If Southerners Want Monuments, Let’s Build Ones to Cornbread and Collards
We need monuments that unite us. Our food heritage is worth commemorating.
The felling of Confederate monuments all across the South is celebrated by many, but decried by others. Those of us who are glad to see them go know that they were erected with the express purpose of driving a skewed narrative about the Confederacy, celebrating a shameful chapter in the South’s history.
Then there are the Southerners who are angry and sad, and feel they are losing a part of their heritage. If you are in this camp, I do sympathize. While I may never convince you that these statues aren’t your true heritage, I am going to float something out there for you to consider.
Those of you who have lived in the South all your life, what is the first thing you think of when I say “the South”? Is it Confederate monuments? No! It’s cornbread and collard greens. It’s barbecue and sweet tea. It’s fried chicken and mashed potatoes. It’s pecan pie and peach cobbler.

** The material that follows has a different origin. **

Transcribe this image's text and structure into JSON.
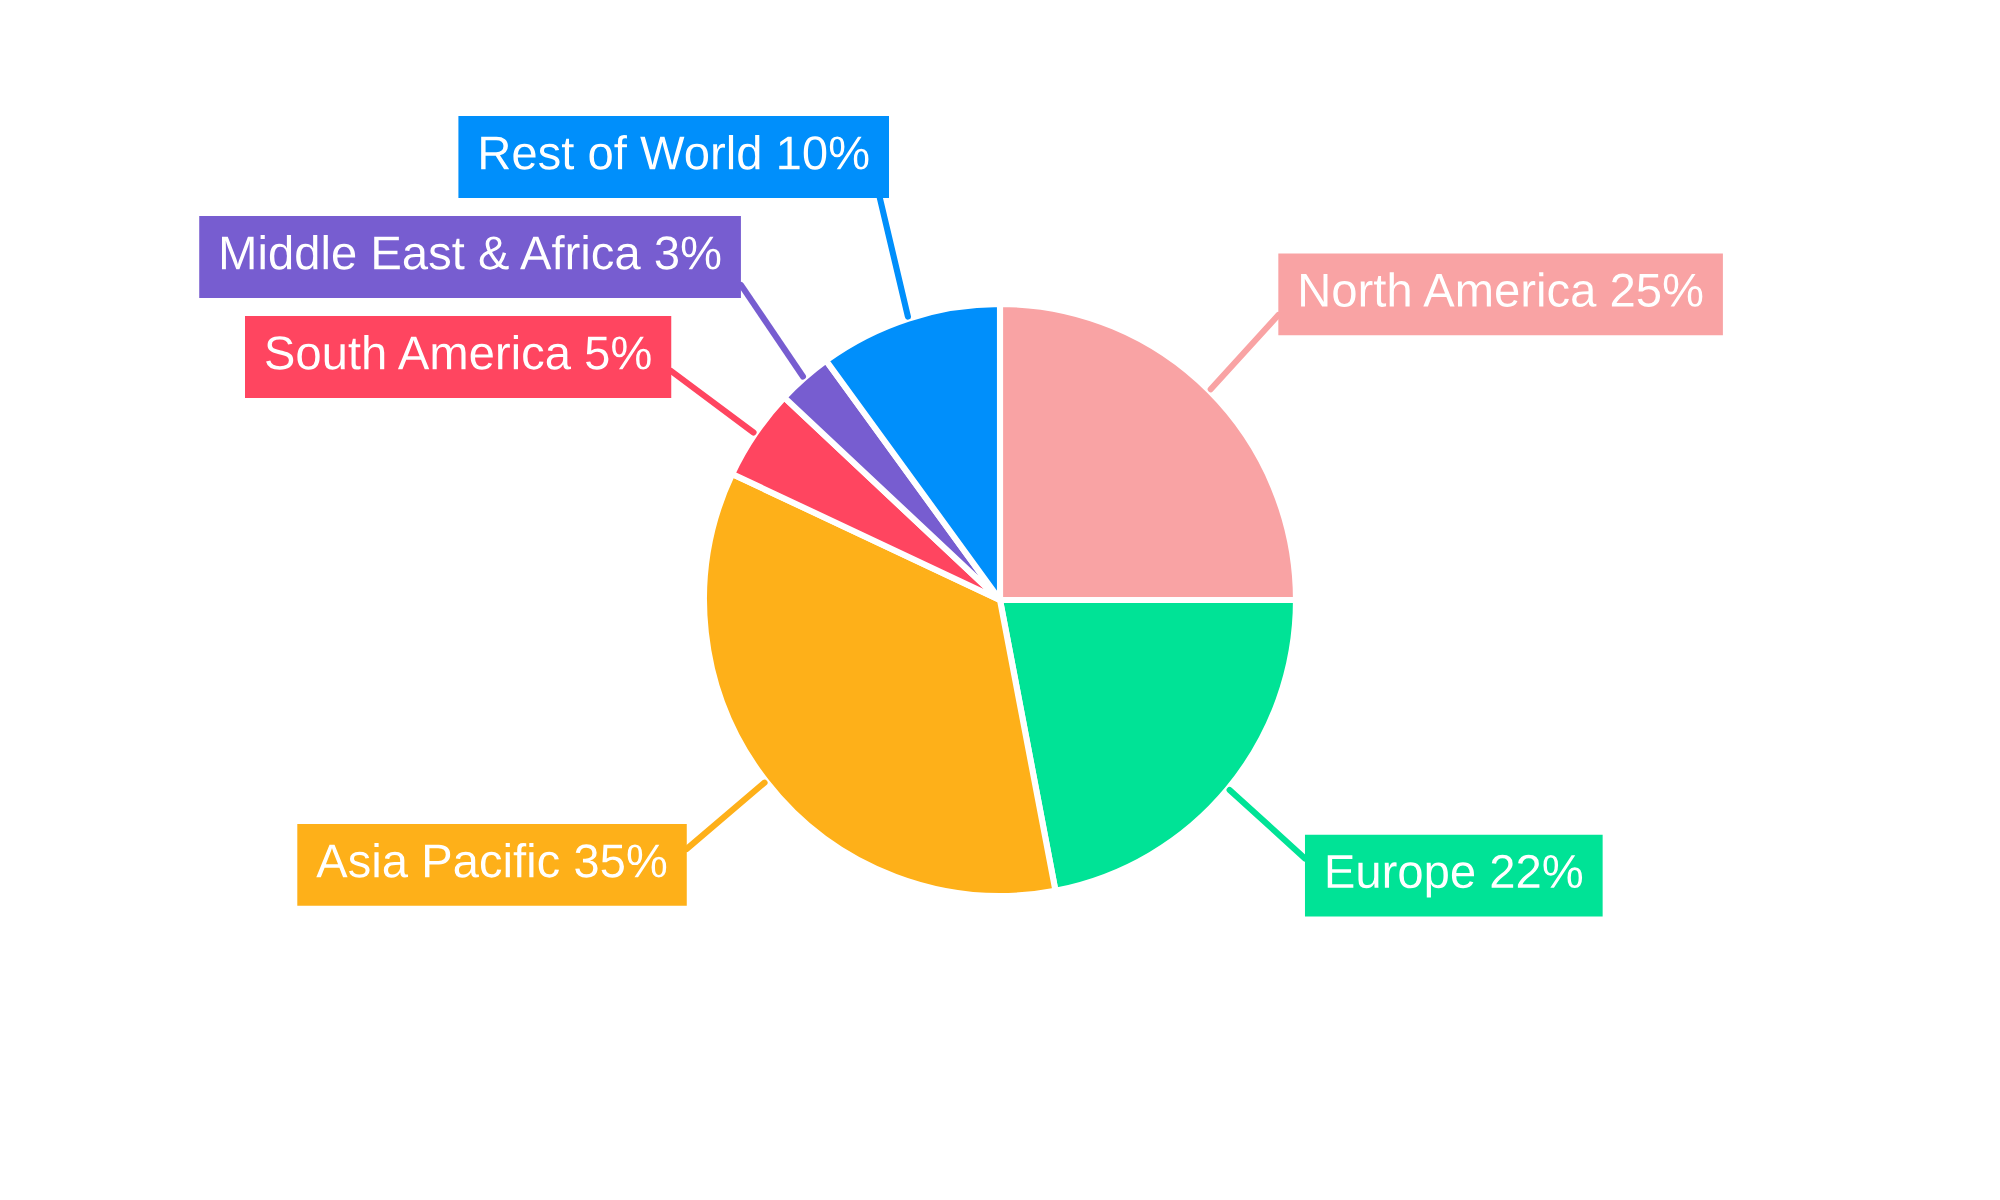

This, my Southern brothers and sisters, is our heritage. It’s what makes us glad we were born in the South. Nowhere on the planet can you find better food on the table than in the South. Now I know I’m a bit biased, but ask any Southerner and they will tell you it’s true. It’s the one thing that we can all agree on. Even if we can’t agree whether slaw should be made with mayonnaise or barbecue sauce.
So I propose we start a campaign to erect monuments to our true heritage — our food. Charleston could have a monument to shrimp and grits. I would be proud for Atlanta to have a monument to the Varsity hot dog. Nashville’s monuments could be biscuits and banana pudding. Memphis would have a monument to the chopped pork sandwich. You get the idea.
Then, we could visit these great Southern cities and stand before the monuments to the food we grew up on, the food that feels like comfort and home. When we look up at these icons to great Southern cooks everywhere, we would be celebrating food that unites blacks and whites. We owe a debt of gratitude to the slaves who brought many of their foods and food traditions to the South with them, greatly influencing the dishes that show up on our tables today. Theses monuments would bring us together around a shared passion — our food. No one would be left out.
Food is a symbol of love. When our mothers and grandmothers put this food on the table, we knew we were loved. When we go home, what do we want to do? Eat at Mama’s table. Maybe we need a monument to Mama’s table. It could be a larger than life-sized sculpture of a family gathered around a table laden with the food of the South, food that is an amalgamation of cultures, races and regions. The people around the table should be black and white and brown. Everyone would be laughing, all talking at once, eating and loving.
Call me crazy, but this Southerner would travel all over the South to see monuments that brought us together around the table, instead of ones that divide us and feel like anything but love. We could eat our way around the South, breaking bread together in a spirit of unity and respect.
There is so much about the South to love and be proud of. Magnolia blossoms. Spanish moss. Beaches. Mountains. Friendly people. A more leisurely pace of life. Great weather. Coming together around the table sharing the food of our ancestors. Did I mention barbecue? These things are our true heritage.
Let’s build monuments to love. We’ve had monuments to hate long enough.